After recently hearing oral argument in Lamps Plus Inc. v. Varela, the United States Supreme Court is set to decide whether the Federal Arbitration Act forecloses a state-law interpretation of an arbitration agreement that would result in permitting class arbitration. Arbitration is a function of contract, and therefore parties may agree to aggregated arbitrations in theory, though many questioned their practicality given the principal aims of arbitration – efficiency, speed, and finality. The question before the Court, however, is whether state-law contract interpretative principles should control when arbitration agreements are silent on the issue of class arbitration.
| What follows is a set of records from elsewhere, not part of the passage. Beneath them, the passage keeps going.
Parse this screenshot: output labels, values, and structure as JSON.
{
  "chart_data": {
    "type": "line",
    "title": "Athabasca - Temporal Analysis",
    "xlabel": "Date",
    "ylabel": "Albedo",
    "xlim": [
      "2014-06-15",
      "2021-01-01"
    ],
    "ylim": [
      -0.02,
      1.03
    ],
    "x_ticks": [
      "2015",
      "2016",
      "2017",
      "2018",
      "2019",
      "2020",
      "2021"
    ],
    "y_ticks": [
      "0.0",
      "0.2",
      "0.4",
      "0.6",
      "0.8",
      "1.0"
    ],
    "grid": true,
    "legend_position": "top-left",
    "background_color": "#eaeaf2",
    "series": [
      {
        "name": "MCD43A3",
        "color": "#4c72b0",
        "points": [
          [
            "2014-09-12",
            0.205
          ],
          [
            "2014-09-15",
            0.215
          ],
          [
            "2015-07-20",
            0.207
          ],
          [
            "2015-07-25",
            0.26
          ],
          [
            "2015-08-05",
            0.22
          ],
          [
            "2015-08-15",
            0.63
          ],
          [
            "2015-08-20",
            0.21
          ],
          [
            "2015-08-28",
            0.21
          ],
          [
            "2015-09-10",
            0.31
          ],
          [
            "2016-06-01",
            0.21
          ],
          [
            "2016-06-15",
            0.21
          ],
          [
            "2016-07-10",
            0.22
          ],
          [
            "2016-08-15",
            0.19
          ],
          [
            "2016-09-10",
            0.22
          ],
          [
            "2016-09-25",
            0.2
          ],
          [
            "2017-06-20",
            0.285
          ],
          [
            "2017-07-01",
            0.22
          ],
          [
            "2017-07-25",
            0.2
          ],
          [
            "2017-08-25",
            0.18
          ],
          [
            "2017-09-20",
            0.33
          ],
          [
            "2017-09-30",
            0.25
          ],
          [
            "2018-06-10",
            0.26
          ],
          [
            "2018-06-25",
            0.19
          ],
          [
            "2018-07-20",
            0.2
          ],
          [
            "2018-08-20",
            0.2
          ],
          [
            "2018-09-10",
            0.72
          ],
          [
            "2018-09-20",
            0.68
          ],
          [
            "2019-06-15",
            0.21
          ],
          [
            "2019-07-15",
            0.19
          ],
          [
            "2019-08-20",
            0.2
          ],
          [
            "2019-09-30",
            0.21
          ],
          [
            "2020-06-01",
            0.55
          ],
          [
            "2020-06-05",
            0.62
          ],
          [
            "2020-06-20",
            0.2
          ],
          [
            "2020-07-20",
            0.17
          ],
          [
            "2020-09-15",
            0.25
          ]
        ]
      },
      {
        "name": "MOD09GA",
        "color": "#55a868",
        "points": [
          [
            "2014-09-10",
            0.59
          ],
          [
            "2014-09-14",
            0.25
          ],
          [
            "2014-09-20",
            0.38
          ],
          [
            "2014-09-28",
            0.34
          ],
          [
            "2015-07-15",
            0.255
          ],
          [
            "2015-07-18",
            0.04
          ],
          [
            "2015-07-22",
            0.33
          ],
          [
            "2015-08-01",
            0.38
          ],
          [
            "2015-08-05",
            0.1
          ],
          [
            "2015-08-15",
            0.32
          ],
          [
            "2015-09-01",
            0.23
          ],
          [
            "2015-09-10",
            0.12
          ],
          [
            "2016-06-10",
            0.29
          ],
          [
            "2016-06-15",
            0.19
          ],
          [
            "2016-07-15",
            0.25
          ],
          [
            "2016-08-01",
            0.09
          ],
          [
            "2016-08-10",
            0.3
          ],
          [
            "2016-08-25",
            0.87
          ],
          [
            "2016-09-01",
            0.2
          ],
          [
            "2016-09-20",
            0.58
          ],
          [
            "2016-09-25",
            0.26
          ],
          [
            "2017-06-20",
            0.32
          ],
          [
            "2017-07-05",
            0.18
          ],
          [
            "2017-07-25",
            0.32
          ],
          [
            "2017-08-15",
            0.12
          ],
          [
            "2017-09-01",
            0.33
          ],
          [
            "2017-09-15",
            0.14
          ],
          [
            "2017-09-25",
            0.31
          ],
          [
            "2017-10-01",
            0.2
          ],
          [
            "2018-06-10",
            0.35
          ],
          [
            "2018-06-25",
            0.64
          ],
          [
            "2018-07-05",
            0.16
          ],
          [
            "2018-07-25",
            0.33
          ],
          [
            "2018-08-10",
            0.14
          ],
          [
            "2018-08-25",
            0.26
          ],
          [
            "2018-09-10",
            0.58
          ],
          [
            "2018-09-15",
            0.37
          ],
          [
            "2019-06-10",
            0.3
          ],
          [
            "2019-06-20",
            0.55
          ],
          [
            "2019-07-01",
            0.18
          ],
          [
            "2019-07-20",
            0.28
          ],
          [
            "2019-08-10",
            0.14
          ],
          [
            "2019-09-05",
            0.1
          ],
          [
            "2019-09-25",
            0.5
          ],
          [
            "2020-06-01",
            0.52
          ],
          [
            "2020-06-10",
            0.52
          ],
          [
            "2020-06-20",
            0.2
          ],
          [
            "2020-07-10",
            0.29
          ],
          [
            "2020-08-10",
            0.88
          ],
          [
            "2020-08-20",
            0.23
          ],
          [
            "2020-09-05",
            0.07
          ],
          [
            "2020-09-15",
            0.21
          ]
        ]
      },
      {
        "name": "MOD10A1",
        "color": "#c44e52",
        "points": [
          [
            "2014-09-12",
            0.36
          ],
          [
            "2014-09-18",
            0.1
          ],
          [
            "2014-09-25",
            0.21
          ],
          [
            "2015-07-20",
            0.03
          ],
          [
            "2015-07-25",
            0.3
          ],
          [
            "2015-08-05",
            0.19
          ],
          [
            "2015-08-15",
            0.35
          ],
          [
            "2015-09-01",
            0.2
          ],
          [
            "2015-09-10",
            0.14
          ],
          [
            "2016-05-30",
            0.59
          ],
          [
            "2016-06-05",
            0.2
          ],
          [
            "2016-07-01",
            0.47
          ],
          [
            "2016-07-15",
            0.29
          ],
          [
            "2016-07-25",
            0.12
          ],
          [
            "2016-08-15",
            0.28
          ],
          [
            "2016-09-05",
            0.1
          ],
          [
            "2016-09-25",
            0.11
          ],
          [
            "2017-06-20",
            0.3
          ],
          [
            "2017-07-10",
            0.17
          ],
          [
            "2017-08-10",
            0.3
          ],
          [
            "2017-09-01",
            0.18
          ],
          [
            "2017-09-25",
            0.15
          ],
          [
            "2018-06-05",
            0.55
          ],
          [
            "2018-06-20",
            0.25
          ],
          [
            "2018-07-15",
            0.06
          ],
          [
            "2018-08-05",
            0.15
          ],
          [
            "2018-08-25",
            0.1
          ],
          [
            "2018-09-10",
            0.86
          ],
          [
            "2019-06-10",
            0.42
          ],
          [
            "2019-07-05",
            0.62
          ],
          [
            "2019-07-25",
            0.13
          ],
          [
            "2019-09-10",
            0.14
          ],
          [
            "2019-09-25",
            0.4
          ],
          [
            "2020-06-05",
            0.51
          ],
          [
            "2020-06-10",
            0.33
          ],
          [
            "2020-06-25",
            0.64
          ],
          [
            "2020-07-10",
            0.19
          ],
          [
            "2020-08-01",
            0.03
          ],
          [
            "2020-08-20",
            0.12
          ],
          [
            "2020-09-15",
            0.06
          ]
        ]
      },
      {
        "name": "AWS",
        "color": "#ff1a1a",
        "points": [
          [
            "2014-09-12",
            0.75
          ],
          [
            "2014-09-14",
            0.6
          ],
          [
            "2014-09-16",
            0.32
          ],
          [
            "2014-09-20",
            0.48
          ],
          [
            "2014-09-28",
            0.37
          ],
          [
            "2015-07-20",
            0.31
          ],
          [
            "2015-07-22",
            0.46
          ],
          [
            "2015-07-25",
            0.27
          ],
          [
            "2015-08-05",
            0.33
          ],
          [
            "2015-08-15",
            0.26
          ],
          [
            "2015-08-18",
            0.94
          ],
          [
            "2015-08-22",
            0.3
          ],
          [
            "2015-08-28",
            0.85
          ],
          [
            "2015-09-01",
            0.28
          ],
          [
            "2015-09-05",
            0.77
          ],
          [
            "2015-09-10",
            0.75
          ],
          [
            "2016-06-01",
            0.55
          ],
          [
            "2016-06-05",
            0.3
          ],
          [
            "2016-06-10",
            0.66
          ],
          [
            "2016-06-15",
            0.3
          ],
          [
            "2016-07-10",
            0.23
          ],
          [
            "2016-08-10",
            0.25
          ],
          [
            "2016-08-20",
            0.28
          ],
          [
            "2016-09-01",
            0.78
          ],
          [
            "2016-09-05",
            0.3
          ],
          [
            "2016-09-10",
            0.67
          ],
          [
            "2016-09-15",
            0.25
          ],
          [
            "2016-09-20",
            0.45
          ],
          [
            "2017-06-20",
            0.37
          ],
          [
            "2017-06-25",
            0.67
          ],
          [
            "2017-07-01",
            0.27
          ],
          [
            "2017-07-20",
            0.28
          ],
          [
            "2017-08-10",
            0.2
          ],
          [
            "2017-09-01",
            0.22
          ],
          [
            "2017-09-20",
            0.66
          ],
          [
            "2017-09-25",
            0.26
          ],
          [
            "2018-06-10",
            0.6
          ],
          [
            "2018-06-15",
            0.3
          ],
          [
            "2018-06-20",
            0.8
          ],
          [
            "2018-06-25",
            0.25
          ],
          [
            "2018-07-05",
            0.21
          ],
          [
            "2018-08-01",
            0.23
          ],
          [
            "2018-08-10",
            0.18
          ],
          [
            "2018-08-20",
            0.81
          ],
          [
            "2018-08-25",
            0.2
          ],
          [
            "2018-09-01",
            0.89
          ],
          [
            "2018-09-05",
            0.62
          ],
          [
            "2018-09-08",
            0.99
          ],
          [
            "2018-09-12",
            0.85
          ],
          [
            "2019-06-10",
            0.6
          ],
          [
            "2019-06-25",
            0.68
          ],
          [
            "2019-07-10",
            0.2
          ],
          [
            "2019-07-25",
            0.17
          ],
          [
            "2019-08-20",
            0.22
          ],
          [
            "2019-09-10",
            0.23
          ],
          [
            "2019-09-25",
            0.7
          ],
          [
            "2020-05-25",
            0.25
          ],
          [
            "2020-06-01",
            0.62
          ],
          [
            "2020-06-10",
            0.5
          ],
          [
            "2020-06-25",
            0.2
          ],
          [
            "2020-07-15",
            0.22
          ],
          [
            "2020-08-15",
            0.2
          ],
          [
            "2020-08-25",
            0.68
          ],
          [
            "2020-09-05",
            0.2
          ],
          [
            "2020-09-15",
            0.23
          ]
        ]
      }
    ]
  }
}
In the underlying decision, the Ninth Circuit held that, under California law, when an arbitration agreement is silent on the issue of class arbitration, it may be ambiguous, and therefore subject to interpretation against the drafter, i.e., interpreted to permit class arbitration. Lamps Plus, however, argues that federal law demands clearer language before a party can be required to arbitrate on an aggregated basis.

This case follows the heels of Stolt-Nielsen, where the United States Supreme Court held that a party may not be compelled to submit to class arbitration under the Federal Arbitration Act, unless there is a contractual basis for concluding that the party agreed to do so. As a practical matter, the Court’s ruling in Lamps Plus Inc. v. Varela may have limited practical impact because of the ever-growing prevalence of class action waiver clauses in arbitration agreements, the use of which the Court has repeatedly affirmed as legally enforceable.